When the RD account is opened, the maturity value is indicated to the customer assuming that the
monthly installments will be paid regularly on due dates. If any installment is delayed, the interest
payable in the account will be reduced and will not be sufficient to reach the maturity value.
Therefore, the difference in interest will be deducted from the maturity value as a penalty. The rate of
penalty will be fixed upfront. Interest is compounded on quarterly basis in recurring deposits. One
can avail loans against the collateral of Recurring deposit up to 80 to 90% of the deposit value. Rate
of Interest offered is similar to that in Fixed Deposits. At present it seems to be one of the best
method to save the amount yield after years of deposit because TDS is not applicable on RDs.

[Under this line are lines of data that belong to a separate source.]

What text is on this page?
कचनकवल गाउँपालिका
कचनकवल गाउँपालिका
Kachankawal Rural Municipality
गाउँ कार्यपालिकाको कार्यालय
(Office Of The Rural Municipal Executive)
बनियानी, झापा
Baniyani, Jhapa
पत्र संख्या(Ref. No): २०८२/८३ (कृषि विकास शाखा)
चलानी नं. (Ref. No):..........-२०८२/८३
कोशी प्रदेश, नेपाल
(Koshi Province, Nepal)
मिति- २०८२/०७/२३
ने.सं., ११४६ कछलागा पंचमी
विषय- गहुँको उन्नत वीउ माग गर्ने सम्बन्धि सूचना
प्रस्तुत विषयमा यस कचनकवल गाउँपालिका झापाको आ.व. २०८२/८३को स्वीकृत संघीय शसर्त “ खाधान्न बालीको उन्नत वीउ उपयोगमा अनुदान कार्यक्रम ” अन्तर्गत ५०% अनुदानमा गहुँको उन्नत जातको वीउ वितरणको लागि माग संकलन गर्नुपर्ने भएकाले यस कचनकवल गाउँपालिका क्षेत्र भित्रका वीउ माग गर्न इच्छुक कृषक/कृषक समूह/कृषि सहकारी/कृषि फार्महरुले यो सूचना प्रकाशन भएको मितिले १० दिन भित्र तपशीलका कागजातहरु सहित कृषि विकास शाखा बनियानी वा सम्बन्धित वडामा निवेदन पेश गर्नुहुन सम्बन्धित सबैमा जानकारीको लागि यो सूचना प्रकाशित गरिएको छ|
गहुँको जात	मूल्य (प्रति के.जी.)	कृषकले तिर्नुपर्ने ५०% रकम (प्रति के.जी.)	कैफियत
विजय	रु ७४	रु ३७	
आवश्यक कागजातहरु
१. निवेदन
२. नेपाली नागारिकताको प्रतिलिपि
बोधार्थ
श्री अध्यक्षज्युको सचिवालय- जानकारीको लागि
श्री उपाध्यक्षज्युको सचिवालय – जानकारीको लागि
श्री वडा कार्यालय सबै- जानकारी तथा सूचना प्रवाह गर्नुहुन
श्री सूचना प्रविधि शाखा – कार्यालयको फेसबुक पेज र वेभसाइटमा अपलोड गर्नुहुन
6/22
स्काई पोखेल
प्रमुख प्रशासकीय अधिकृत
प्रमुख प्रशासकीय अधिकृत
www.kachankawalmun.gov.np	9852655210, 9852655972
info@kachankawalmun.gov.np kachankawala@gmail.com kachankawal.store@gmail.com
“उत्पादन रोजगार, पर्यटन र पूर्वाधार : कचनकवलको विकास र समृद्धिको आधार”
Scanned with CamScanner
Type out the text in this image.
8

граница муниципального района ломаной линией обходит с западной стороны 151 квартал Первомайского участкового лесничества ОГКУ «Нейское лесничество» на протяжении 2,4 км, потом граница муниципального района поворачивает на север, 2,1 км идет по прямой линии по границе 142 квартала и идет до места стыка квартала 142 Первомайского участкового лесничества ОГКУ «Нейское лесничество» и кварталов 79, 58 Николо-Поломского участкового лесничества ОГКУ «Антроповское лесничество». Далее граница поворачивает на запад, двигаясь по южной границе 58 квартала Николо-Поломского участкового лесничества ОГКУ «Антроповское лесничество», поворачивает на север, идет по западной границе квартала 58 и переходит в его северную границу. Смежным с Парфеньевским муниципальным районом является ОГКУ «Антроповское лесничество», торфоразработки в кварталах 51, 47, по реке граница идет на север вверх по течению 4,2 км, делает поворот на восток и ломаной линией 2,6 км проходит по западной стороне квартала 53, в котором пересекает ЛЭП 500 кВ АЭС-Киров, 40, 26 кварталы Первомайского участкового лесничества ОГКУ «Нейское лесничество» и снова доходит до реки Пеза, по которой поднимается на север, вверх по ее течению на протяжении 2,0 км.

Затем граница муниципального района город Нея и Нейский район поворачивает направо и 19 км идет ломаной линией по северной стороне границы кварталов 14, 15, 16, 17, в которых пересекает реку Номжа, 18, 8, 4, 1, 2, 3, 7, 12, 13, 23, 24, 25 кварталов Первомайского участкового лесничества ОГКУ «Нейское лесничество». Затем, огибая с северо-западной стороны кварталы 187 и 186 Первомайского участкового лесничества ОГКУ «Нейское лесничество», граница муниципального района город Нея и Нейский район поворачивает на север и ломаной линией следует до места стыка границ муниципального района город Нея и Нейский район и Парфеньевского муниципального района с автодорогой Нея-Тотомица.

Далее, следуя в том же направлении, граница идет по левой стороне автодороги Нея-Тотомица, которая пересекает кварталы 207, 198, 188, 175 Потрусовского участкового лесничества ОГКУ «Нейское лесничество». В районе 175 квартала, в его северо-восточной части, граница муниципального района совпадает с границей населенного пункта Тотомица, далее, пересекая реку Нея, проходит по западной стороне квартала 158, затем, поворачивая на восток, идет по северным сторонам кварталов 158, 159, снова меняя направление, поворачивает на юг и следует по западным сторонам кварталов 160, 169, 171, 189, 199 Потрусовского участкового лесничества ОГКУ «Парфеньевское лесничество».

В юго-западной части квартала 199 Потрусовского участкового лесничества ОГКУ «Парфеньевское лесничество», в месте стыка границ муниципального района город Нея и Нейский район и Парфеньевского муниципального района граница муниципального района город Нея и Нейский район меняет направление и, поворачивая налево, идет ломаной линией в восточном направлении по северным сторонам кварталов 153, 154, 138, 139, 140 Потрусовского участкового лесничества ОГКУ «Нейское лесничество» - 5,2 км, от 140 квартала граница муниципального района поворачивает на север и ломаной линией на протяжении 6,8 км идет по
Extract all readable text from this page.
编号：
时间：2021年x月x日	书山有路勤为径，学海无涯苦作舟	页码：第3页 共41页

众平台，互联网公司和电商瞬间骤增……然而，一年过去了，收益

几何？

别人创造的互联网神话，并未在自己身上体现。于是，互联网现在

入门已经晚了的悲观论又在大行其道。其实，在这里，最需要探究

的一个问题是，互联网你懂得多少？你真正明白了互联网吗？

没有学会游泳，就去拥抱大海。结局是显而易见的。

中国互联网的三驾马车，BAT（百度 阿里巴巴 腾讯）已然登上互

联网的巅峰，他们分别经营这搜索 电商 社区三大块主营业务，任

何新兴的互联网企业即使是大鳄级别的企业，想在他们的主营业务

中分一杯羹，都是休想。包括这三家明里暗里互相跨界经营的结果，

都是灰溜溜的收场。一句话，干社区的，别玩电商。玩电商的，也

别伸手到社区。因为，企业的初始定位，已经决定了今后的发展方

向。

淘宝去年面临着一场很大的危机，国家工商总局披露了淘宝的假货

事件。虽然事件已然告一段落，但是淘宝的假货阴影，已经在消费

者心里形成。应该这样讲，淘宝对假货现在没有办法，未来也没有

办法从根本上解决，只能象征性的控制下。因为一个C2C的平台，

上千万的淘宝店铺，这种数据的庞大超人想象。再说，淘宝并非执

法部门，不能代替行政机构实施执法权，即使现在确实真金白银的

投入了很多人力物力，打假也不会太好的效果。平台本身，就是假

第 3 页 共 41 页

Taxation of Recurring Deposit Tax Deducted at Source ( TDS ) is not applicable on RDs. However
interest from RD is not tax free. Income tax is to be paid on interest earned from a Recurring Deposit
at the rate of tax slab of the RD holder .

Advantages of a recurring deposit:


Fixed monthly investment: In recurring deposit, you invest a fixed amount every month. It is very
similar to paying the EMI. You can start with less amount. In many banks you can start it with
monthly investment of as low as Rs. 100..
Fixed duration: You can go for a recurring deposit option for a fixed tenure. In most of the banks, you
may choose maturity period ranging from 6 months to 10 years.
Fixed rate of interest: Rate of interest in a recurring deposit is fixed. It remains the same for the
entire duration of the recurring deposit. This interest rate varies from bank to bank and tenure of
recurring deposit. Most of the banks offer it between 3.75% and 9.5%.
Disadvantages of recurring deposit: In case of urgency, money can not be withdrawn instantly.